Pemilik penginapan menggeleng, “Kalau ada yang tahu, cerita hantu ini pasti sudah selesai sejak dulu!”
Setelah berkata demikian, pemilik penginapan tiba-tiba menasihati kami agar segera beristirahat, jangan keluar kamar jika tidak perlu, lalu ia pun beranjak pergi.
Aku pun berbincang sejenak dengan Takmi, kemudian masing-masing kembali ke kamar dan mengunci pintu.
Aku berbaring di tepi ranjang, mendengar suara air mengalir dari kamar Takmi di sebelah, pikiranku melayang jauh, sulit untuk tidur.
Entah mengapa, kepalaku terus dipenuhi cerita tentang wanita berbaju merah dan bayinya, sepasang ibu dan anak yang mati karena dendam dan berusaha menyerap energi manusia untuk bisa hidup kembali.
Aku juga teringat pada Surongrong, gadis yang berjuang demi cinta, juga mati karena dendam dan menderita. Aku sungguh tidak ingin ibu dan bayi itu menjadi seperti Surongrong yang kedua.
Aku memegang liontin giok putih di leher, tiba-tiba teringat pesan Surongrong di saat terakhirnya.
Jangan percaya pada orang yang paling dekat denganmu.
Siapa yang paling dekat denganku?
Pak Liu?
Atau Takmi?
Sambil memikirkan itu, aku akhirnya terlelap, tak tahu berapa lama waktu berlalu. Dalam keheningan, aku seperti mendengar suara nyanyian anak-anak dari dalam kamar, kadang lirih, kadang menangis, suara itu terasa sangat dekat dan tak kunjung hilang.
Aku berusaha membuka mata, namun kelopak mataku terasa berat, tubuhku juga seperti tertanam timah, sama sekali tak bisa bergerak!
Ada apa ini?
Aku merasa panik, mencoba berteriak, tetapi sia-sia!

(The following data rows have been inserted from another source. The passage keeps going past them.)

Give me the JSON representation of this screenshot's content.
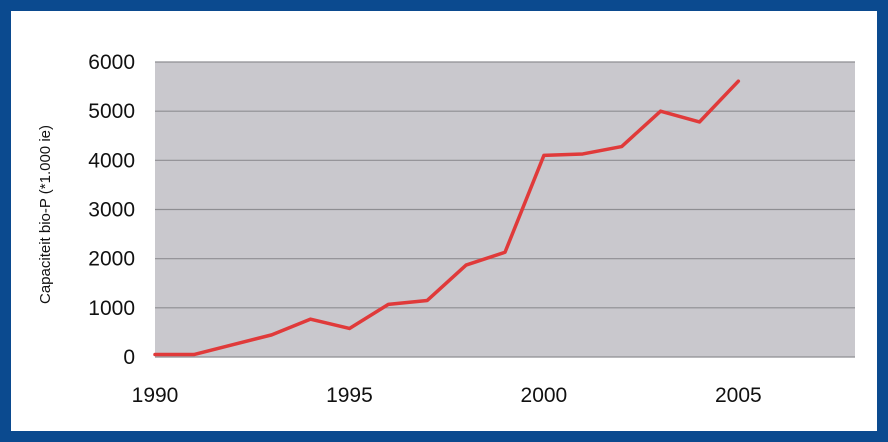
{
  "colors": {
    "frame": "#0b4a8f",
    "plot_background": "#c9c8cd",
    "gridline": "#8e8e92",
    "series_line": "#e03a3a"
  },
  "chart_data": {
    "type": "line",
    "title": "",
    "xlabel": "",
    "ylabel": "Capaciteit bio-P (*1.000 ie)",
    "xlim": [
      1990,
      2008
    ],
    "ylim": [
      0,
      6000
    ],
    "x_ticks": [
      1990,
      1995,
      2000,
      2005
    ],
    "y_ticks": [
      0,
      1000,
      2000,
      3000,
      4000,
      5000,
      6000
    ],
    "x_tick_labels": [
      "1990",
      "1995",
      "2000",
      "2005"
    ],
    "y_tick_labels": [
      "0",
      "1000",
      "2000",
      "3000",
      "4000",
      "5000",
      "6000"
    ],
    "grid": "horizontal",
    "legend": "none",
    "series": [
      {
        "x": [
          1990,
          1991,
          1992,
          1993,
          1994,
          1995,
          1996,
          1997,
          1998,
          1999,
          2000,
          2001,
          2002,
          2003,
          2004,
          2005
        ],
        "values": [
          50,
          50,
          250,
          450,
          770,
          580,
          1070,
          1150,
          1870,
          2130,
          4100,
          4130,
          4280,
          5000,
          4780,
          5610
        ]
      }
    ]
  }
}
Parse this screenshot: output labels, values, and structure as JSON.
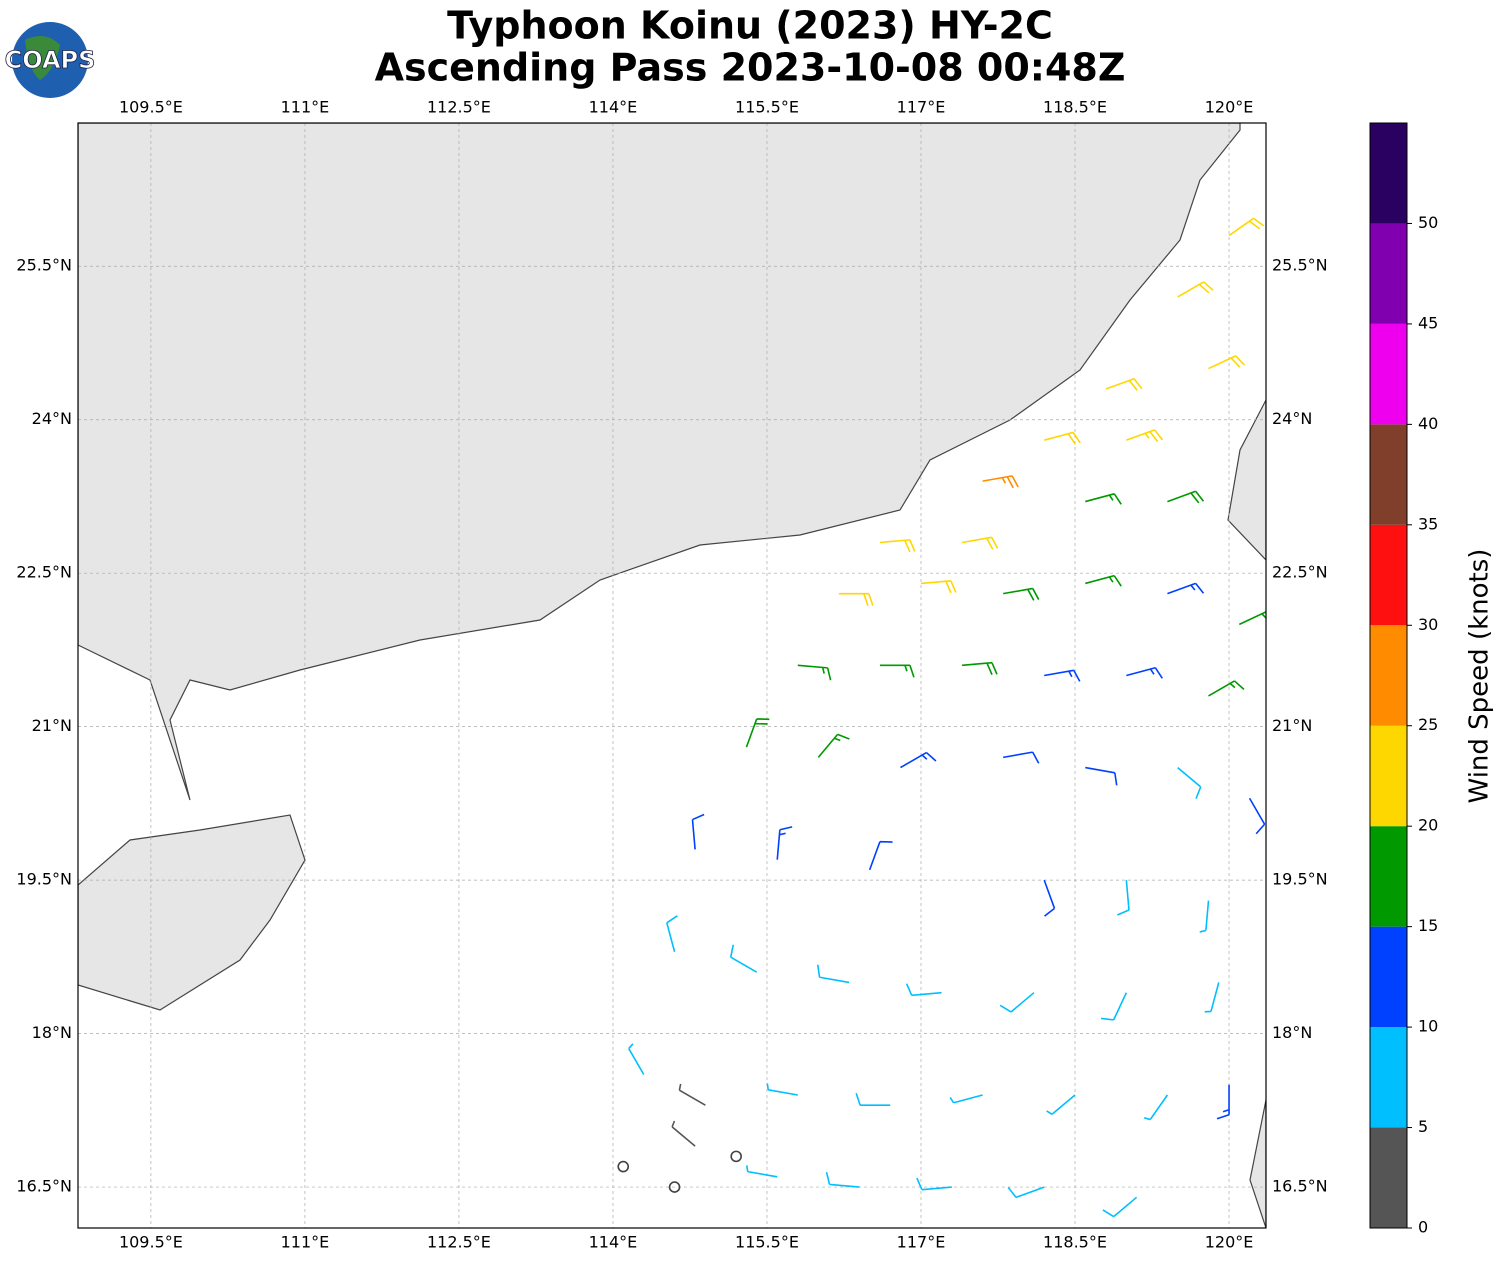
{
  "header": {
    "title_line1": "Typhoon Koinu (2023) HY-2C",
    "title_line2": "Ascending Pass 2023-10-08 00:48Z",
    "logo_text": "COAPS"
  },
  "map": {
    "xlim": [
      108.79,
      120.36
    ],
    "ylim": [
      16.1,
      26.9
    ],
    "lon_ticks": [
      {
        "value": 109.5,
        "label": "109.5°E"
      },
      {
        "value": 111,
        "label": "111°E"
      },
      {
        "value": 112.5,
        "label": "112.5°E"
      },
      {
        "value": 114,
        "label": "114°E"
      },
      {
        "value": 115.5,
        "label": "115.5°E"
      },
      {
        "value": 117,
        "label": "117°E"
      },
      {
        "value": 118.5,
        "label": "118.5°E"
      },
      {
        "value": 120,
        "label": "120°E"
      }
    ],
    "lat_ticks": [
      {
        "value": 16.5,
        "label": "16.5°N"
      },
      {
        "value": 18,
        "label": "18°N"
      },
      {
        "value": 19.5,
        "label": "19.5°N"
      },
      {
        "value": 21,
        "label": "21°N"
      },
      {
        "value": 22.5,
        "label": "22.5°N"
      },
      {
        "value": 24,
        "label": "24°N"
      },
      {
        "value": 25.5,
        "label": "25.5°N"
      }
    ],
    "barbs": [
      [
        118.2,
        23.8,
        22,
        75
      ],
      [
        119.0,
        23.8,
        23,
        70
      ],
      [
        119.8,
        24.5,
        22,
        65
      ],
      [
        119.5,
        25.2,
        21,
        60
      ],
      [
        120.0,
        25.8,
        22,
        55
      ],
      [
        118.8,
        24.3,
        22,
        70
      ],
      [
        117.6,
        23.4,
        27,
        80
      ],
      [
        118.6,
        23.2,
        17,
        75
      ],
      [
        119.4,
        23.2,
        18,
        70
      ],
      [
        116.6,
        22.8,
        22,
        85
      ],
      [
        117.4,
        22.8,
        21,
        80
      ],
      [
        116.2,
        22.3,
        22,
        90
      ],
      [
        117.0,
        22.4,
        20,
        85
      ],
      [
        117.8,
        22.3,
        19,
        80
      ],
      [
        118.6,
        22.4,
        16,
        75
      ],
      [
        119.4,
        22.3,
        14,
        70
      ],
      [
        120.1,
        22.0,
        17,
        65
      ],
      [
        115.8,
        21.6,
        17,
        95
      ],
      [
        116.6,
        21.6,
        16,
        90
      ],
      [
        117.4,
        21.6,
        18,
        85
      ],
      [
        118.2,
        21.5,
        14,
        80
      ],
      [
        119.0,
        21.5,
        13,
        75
      ],
      [
        119.8,
        21.3,
        16,
        60
      ],
      [
        115.3,
        20.8,
        18,
        20
      ],
      [
        116.0,
        20.7,
        16,
        40
      ],
      [
        116.8,
        20.6,
        13,
        60
      ],
      [
        117.8,
        20.7,
        12,
        80
      ],
      [
        118.6,
        20.6,
        11,
        100
      ],
      [
        119.5,
        20.6,
        9,
        130
      ],
      [
        120.2,
        20.3,
        12,
        150
      ],
      [
        114.8,
        19.8,
        12,
        355
      ],
      [
        115.6,
        19.7,
        13,
        5
      ],
      [
        116.5,
        19.6,
        11,
        20
      ],
      [
        118.2,
        19.5,
        12,
        160
      ],
      [
        119.0,
        19.5,
        8,
        175
      ],
      [
        119.8,
        19.3,
        7,
        185
      ],
      [
        114.6,
        18.8,
        8,
        345
      ],
      [
        115.4,
        18.6,
        9,
        300
      ],
      [
        116.3,
        18.5,
        8,
        280
      ],
      [
        117.2,
        18.4,
        8,
        265
      ],
      [
        118.1,
        18.4,
        8,
        230
      ],
      [
        119.0,
        18.4,
        8,
        205
      ],
      [
        119.9,
        18.5,
        7,
        195
      ],
      [
        114.3,
        17.6,
        6,
        330
      ],
      [
        114.9,
        17.3,
        4,
        300
      ],
      [
        115.8,
        17.4,
        7,
        280
      ],
      [
        116.7,
        17.3,
        8,
        270
      ],
      [
        117.6,
        17.4,
        7,
        255
      ],
      [
        118.5,
        17.4,
        7,
        230
      ],
      [
        119.4,
        17.4,
        7,
        215
      ],
      [
        120.0,
        17.5,
        13,
        180
      ],
      [
        114.1,
        16.7,
        1,
        0
      ],
      [
        114.6,
        16.5,
        1,
        0
      ],
      [
        115.2,
        16.8,
        1,
        0
      ],
      [
        115.6,
        16.6,
        7,
        280
      ],
      [
        116.4,
        16.5,
        8,
        275
      ],
      [
        117.3,
        16.5,
        8,
        265
      ],
      [
        118.2,
        16.5,
        8,
        250
      ],
      [
        119.1,
        16.4,
        8,
        230
      ],
      [
        114.8,
        16.9,
        4,
        310
      ]
    ]
  },
  "colorbar": {
    "label": "Wind Speed (knots)",
    "bins": [
      0,
      5,
      10,
      15,
      20,
      25,
      30,
      35,
      40,
      45,
      50,
      55
    ],
    "colors": [
      "#555555",
      "#00bfff",
      "#0040ff",
      "#009900",
      "#ffd700",
      "#ff8c00",
      "#ff1010",
      "#7f3f2a",
      "#ee00ee",
      "#8000b0",
      "#2a0060"
    ],
    "ticks": [
      0,
      5,
      10,
      15,
      20,
      25,
      30,
      35,
      40,
      45,
      50
    ]
  }
}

Saat itu, aku merasakan suara itu semakin dekat, seolah berdiri di samping ranjangku, tertawa mengejek, memperolok usahaku yang sia-sia.
Aku berjuang lama, seluruh tubuhku basah oleh keringat dingin, bahkan sensasi dingin dari keringat yang mengalir di kulitku terasa jelas.
Saat aku mulai kelelahan dan hampir kehilangan kesadaran, tiba-tiba tubuhku diselimuti aliran hangat, seperti cahaya mentari di musim dingin, menyebar ke seluruh tubuhku, membuatku merasa nyaman seketika, lalu aku pun tertidur pulas.